A drop in the desert
Jun 6, 2018-
To have the quality of salt is not an easy task. We all know how important salt is. Its absence makes our food bland. We don’t need a whole lot of it, but it is one of the most important ingredients added to food all over the world. Salt makes our food tasty and adds flavour. We too should strive to be like salt, so that when people look at us or taste us, they will find some flavour.
However, it is not easy to be among the minority. I would like to give my own example. The core principle of my life is being honest. I like to be honest to myself and to others. But it is not always easy to be so. When I am giving an exam, I get called by someone sitting beside me for answers to questions. I feel really uncomfortable at such times. I know cheating is wrong, and I know that they too know it is wrong; but they can’t help it. When I have to ignore my own friends in the exam hall, I feel bad. I choose honesty over friendship at that moment.
To be a light in a world of darkness is not easy. You cannot change people’s mentality. Like in my case, I have tried but have never been successful explaining to my friends that you should not cheat in any way during exams. You should write what you know; and if you fail, you should not be sad because it was your evaluation and you can do better next time. When I say this, they think I am acting like a saint and some even think I am insane.
I remember one instance in my school life. I was probably in grade 10. In a unit test, there was one very short answer question. I later got a scolding from my teacher who said that I was really dumb because everyone in my class had written the correct answer to that question while mine was blank. He said that I should have asked and written the correct answer. I was both amazed by his comments and also embarrassed. I had to pay the price of being honest by being shamed in front of the entire class.

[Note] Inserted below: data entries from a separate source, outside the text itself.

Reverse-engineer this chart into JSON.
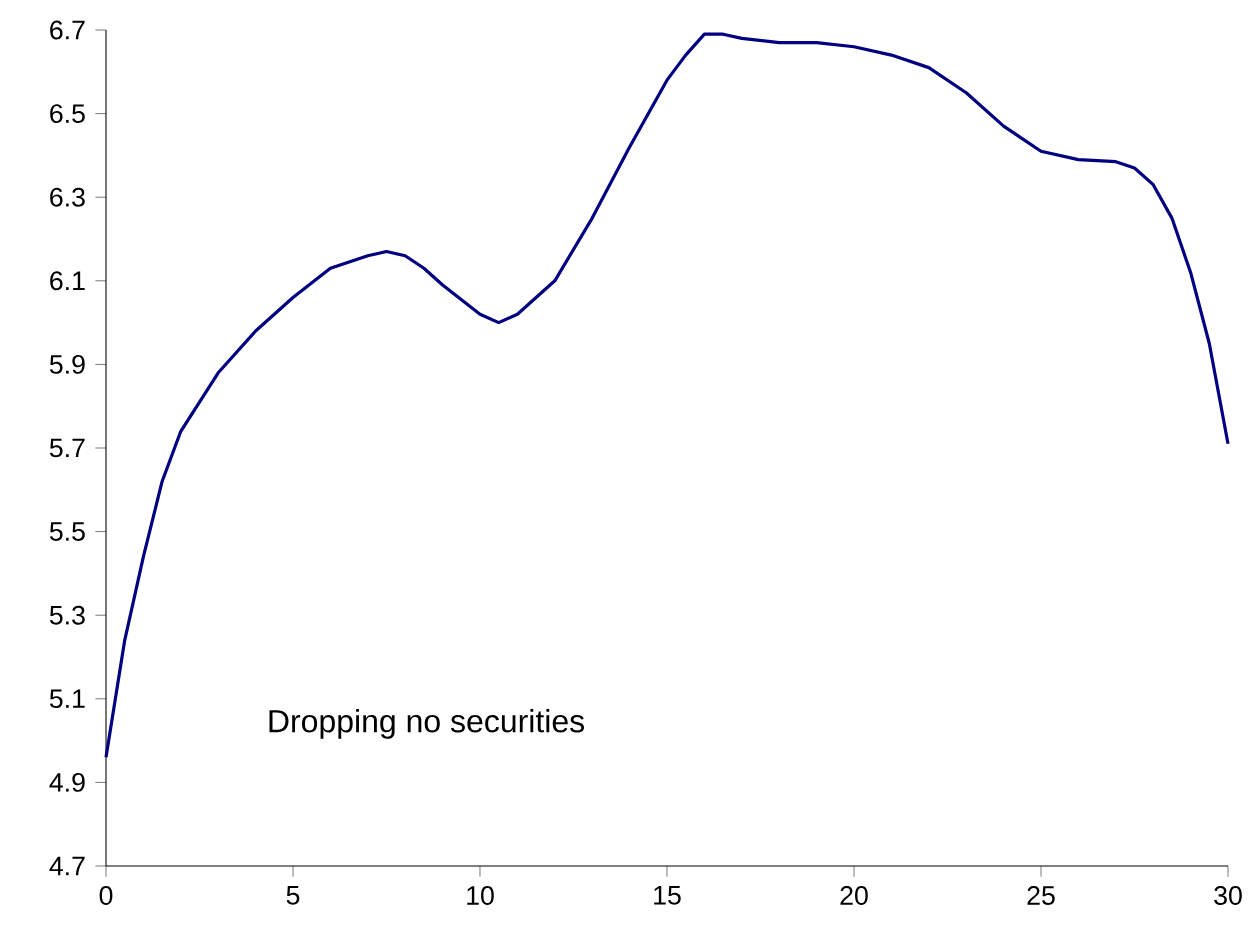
{
  "chart_data": {
    "type": "line",
    "color": "#000080",
    "x": [
      0,
      0.5,
      1,
      1.5,
      2,
      3,
      4,
      5,
      6,
      7,
      7.5,
      8,
      8.5,
      9,
      10,
      10.5,
      11,
      12,
      13,
      14,
      15,
      15.5,
      16,
      16.5,
      17,
      18,
      19,
      20,
      21,
      22,
      23,
      24,
      25,
      26,
      27,
      27.5,
      28,
      28.5,
      29,
      29.5,
      30
    ],
    "values": [
      4.96,
      5.24,
      5.44,
      5.62,
      5.74,
      5.88,
      5.98,
      6.06,
      6.13,
      6.16,
      6.17,
      6.16,
      6.13,
      6.09,
      6.02,
      6.0,
      6.02,
      6.1,
      6.25,
      6.42,
      6.58,
      6.64,
      6.69,
      6.69,
      6.68,
      6.67,
      6.67,
      6.66,
      6.64,
      6.61,
      6.55,
      6.47,
      6.41,
      6.39,
      6.385,
      6.37,
      6.33,
      6.25,
      6.12,
      5.95,
      5.71
    ],
    "xlim": [
      0,
      30
    ],
    "ylim": [
      4.7,
      6.7
    ],
    "xticks": [
      0,
      5,
      10,
      15,
      20,
      25,
      30
    ],
    "yticks": [
      4.7,
      4.9,
      5.1,
      5.3,
      5.5,
      5.7,
      5.9,
      6.1,
      6.3,
      6.5,
      6.7
    ],
    "grid": false,
    "marker": "none",
    "line_style": "solid",
    "annotations": [
      "Dropping no securities"
    ]
  }
}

The example that I try to set doesn’t work a lot of times. It would only appear as if I am being very religious or that I am trying to show off by being ‘holier than thou’. It is just like a drop in the desert or a flick of light in the darkness; it doesn’t help much. But my conscience doesn’t let me change and be like them even though I am among the minority. I will continue to be a drop in the desert hoping someday that those drops will form a small puddle, and it will be a place for someone to quench their thirst in the desert.